Of the 4,189 households 31.3% had children under the age of 18 living with them, 58.1% were married couples living together, 11.4% had a female householder with no husband present, and 26.8% were non-families. 19.4% of households were one person and 6.4% were one person aged 65 or older. The average household size was 2.50 and the average family size was 2.83.

The age distribution was 23.5% under the age of 18, 9.2% from 18 to 24, 29.3% from 25 to 44, 23.1% from 45 to 64, and 14.7% 65 or older. The median age was 37 years. For every 100 females, there were 94.8 males. For every 100 females age 18 and over, there were 92.5 males.

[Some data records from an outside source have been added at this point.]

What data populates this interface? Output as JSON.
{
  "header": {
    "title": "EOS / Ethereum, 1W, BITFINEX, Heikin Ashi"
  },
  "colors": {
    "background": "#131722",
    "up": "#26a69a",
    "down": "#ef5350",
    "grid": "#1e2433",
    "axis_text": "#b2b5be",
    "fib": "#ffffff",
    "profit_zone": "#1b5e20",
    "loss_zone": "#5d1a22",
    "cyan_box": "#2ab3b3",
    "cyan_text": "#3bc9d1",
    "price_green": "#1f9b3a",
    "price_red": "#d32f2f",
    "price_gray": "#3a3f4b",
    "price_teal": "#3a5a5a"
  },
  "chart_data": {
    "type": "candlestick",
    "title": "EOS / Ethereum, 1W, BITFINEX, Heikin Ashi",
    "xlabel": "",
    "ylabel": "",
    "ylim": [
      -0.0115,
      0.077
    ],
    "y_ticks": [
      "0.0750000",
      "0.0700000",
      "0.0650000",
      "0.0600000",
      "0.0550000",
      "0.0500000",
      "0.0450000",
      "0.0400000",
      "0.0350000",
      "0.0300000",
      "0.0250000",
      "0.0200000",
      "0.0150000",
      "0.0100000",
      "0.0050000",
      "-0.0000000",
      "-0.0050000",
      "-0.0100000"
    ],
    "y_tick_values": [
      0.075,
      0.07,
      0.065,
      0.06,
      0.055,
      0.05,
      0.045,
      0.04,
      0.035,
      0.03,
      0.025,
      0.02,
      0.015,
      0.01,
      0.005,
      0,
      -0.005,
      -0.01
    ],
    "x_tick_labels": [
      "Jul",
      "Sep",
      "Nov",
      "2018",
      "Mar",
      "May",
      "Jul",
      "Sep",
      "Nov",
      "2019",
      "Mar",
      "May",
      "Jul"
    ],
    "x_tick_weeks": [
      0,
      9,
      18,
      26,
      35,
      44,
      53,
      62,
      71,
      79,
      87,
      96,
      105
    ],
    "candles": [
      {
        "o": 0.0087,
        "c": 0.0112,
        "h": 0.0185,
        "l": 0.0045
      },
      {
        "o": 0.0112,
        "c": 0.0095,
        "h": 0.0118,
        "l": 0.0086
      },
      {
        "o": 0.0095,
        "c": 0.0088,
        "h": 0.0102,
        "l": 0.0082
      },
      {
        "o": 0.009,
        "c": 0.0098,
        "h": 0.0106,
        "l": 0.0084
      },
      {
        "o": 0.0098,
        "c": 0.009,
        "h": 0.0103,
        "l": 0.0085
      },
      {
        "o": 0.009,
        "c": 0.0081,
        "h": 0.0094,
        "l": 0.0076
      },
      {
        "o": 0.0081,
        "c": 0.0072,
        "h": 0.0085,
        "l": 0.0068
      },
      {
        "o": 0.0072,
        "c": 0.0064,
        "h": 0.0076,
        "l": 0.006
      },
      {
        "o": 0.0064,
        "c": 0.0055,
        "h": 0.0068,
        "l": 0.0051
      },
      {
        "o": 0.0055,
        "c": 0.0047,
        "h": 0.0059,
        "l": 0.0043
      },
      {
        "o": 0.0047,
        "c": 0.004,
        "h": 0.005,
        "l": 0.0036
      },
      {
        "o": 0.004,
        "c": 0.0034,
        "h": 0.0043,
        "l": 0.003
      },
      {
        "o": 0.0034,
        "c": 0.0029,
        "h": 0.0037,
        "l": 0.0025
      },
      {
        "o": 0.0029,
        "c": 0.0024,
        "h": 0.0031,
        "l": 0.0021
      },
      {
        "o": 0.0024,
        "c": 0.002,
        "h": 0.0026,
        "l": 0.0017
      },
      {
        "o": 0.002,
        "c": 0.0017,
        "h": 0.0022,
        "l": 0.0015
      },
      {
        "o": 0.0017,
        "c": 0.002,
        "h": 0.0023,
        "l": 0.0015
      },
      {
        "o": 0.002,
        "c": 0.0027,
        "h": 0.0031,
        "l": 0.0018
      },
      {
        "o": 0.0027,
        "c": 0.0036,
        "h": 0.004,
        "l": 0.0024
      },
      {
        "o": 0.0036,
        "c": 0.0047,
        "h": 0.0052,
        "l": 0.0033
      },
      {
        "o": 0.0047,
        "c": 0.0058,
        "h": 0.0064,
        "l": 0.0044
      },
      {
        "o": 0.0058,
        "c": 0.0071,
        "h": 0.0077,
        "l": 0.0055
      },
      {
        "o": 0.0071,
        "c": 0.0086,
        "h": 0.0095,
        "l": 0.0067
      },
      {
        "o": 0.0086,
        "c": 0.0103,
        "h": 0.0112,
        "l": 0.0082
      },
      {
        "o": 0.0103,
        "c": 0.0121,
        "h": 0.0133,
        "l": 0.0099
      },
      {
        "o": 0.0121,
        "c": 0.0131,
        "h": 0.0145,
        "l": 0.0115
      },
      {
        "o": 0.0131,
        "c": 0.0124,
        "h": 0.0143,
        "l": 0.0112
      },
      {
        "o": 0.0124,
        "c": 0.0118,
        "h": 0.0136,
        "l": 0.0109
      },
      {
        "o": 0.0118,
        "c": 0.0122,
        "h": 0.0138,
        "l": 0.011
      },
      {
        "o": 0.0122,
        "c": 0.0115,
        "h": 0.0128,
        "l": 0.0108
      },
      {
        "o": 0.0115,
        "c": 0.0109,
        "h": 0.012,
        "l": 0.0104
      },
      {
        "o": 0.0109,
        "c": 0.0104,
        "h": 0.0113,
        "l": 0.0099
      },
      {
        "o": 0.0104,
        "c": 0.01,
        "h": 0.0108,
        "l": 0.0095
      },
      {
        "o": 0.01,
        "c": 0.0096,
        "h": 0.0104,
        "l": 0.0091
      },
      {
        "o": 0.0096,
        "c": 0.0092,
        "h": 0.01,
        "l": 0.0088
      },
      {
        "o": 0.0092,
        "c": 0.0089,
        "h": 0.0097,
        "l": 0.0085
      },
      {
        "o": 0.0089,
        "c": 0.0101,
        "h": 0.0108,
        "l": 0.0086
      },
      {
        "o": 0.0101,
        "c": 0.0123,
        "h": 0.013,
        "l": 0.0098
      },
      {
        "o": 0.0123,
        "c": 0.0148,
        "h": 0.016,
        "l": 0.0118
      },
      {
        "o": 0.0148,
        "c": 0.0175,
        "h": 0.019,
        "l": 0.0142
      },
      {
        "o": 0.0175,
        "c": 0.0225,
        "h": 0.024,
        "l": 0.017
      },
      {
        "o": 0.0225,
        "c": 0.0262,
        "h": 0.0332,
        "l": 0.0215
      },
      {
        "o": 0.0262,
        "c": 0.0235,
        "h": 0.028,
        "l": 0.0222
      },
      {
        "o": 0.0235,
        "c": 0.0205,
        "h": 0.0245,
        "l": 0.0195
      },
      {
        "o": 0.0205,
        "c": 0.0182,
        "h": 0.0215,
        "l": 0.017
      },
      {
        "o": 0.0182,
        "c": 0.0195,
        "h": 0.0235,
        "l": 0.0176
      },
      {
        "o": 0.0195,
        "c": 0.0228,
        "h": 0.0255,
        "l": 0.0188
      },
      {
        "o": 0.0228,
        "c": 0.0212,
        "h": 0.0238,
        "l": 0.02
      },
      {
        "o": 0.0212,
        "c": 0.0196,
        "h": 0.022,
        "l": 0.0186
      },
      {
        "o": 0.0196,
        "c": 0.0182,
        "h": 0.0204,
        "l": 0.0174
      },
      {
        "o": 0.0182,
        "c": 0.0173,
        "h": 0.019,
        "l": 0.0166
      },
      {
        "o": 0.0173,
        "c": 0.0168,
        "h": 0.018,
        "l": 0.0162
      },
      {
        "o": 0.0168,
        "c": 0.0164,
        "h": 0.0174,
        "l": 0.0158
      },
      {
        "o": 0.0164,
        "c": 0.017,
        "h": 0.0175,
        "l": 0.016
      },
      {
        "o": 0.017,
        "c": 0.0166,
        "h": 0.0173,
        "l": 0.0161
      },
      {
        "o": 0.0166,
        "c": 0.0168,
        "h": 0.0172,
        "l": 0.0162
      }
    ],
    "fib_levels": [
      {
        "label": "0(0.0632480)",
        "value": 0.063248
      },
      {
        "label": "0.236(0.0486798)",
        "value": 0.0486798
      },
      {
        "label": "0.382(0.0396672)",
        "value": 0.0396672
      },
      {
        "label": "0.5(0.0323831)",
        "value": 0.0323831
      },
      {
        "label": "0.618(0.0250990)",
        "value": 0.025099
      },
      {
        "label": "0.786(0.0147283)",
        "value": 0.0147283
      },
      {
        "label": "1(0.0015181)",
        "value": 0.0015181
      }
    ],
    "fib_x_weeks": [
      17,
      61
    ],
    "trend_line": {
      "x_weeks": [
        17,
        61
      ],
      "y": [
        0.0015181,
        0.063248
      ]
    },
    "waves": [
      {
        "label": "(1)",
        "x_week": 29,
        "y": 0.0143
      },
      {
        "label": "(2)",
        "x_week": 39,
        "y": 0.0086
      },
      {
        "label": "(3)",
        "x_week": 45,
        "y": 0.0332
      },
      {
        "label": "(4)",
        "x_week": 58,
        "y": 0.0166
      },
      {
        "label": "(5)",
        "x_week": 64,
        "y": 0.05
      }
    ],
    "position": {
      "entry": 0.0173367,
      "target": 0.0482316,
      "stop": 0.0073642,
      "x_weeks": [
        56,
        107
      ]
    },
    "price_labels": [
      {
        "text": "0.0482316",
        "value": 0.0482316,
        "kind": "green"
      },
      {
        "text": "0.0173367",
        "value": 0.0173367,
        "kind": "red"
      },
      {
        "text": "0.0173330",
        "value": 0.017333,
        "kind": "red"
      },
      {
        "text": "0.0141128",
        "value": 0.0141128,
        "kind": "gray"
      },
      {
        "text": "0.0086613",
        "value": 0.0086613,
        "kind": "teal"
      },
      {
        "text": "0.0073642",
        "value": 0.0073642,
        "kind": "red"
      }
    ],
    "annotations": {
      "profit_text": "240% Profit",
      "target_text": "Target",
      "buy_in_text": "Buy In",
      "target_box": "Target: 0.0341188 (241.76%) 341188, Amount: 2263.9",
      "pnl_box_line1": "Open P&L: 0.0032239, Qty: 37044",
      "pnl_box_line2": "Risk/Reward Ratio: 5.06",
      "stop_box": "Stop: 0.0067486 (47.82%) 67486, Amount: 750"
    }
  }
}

The median household income was $37,736 and the median family income was $44,085. Males had a median income of $30,123 versus $21,750 for females. The per capita income for the CDP was $20,036. About 8.2% of families and 12.0% of the population were below the poverty line, including 14.5% of those under age 18 and 6.9% of those age 65 or over.
==Education==
Horry County School District is the sole school district in the county.